UPDATE, Friday: I have a correction regarding the NFL Draft shuttle for southwest Detroit. I boarded the shuttle yesterday around 3 p.m. It does pass in front of the Rosa Parks Transit Center, and passengers get a clear view of the canopies and the missing canopy, but the shuttle actually drops passengers off a couple of blocks south of the transit center.
Most of the passengers were white men, there were three or four women, and only the chauffeur was black. The diversity was more in the sports teams these NFL fans support. There were Lions fans, as is to be expected, but also Steelers fans, Packers fans and Vikings fans, plus a couple others I couldn’t quite identify with certainty.
I got off the shuttle and walked over to the Rosa Parks Transit Center. I saw several NFL fans walking on the sidewalk in front of the transit center. In pondering who would pass by the transit center and see its external damage, I only considered people driving by in personal vehicles. I failed to consider that some people might park west of downtown and then walk on Michigan Avenue to get to an NFL Draft checkpoint.

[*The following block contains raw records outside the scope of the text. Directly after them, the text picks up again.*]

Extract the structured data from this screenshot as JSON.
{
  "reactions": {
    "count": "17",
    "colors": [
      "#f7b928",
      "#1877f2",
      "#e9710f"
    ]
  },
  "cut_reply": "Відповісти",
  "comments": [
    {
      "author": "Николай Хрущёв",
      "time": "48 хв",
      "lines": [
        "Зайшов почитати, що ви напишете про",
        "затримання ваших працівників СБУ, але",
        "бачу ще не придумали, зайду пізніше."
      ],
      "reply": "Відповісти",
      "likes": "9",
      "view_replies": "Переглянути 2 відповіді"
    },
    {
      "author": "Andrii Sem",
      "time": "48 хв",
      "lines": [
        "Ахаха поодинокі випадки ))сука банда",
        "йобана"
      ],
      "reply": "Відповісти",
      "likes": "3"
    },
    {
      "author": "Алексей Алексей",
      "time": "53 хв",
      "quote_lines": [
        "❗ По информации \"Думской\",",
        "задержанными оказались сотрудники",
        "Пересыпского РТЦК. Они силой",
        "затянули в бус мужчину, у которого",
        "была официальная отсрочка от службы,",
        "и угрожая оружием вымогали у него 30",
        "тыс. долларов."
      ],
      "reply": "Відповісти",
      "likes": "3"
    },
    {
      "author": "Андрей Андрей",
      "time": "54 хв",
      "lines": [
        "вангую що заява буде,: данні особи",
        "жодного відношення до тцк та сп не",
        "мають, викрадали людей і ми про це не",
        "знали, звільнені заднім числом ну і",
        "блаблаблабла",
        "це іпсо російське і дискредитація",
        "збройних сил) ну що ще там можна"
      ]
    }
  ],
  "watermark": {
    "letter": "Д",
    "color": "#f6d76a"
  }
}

In the Rosa Parks Transit Center proper, I saw hardly anyone wearing any NFL team’s apparel, but I did see one man wearing an NFL Draft shirt. In the building, I went to the men’s room, where new stall dividers had been installed, maybe a few weeks ago, I can’t tell you for certain. But the soap dispenser was out of order and labeled as such with a handwritten sign. Presumably the hand drier works, but then again, do hand driers ever really work?
So yeah, some stuff that tourists don’t see does get fixed. The old, rickety stall dividers in the men’s room were probably an accident — and lawsuit — waiting to happen. Therefore, that had to be fixed. The soap dispenser… no one cares.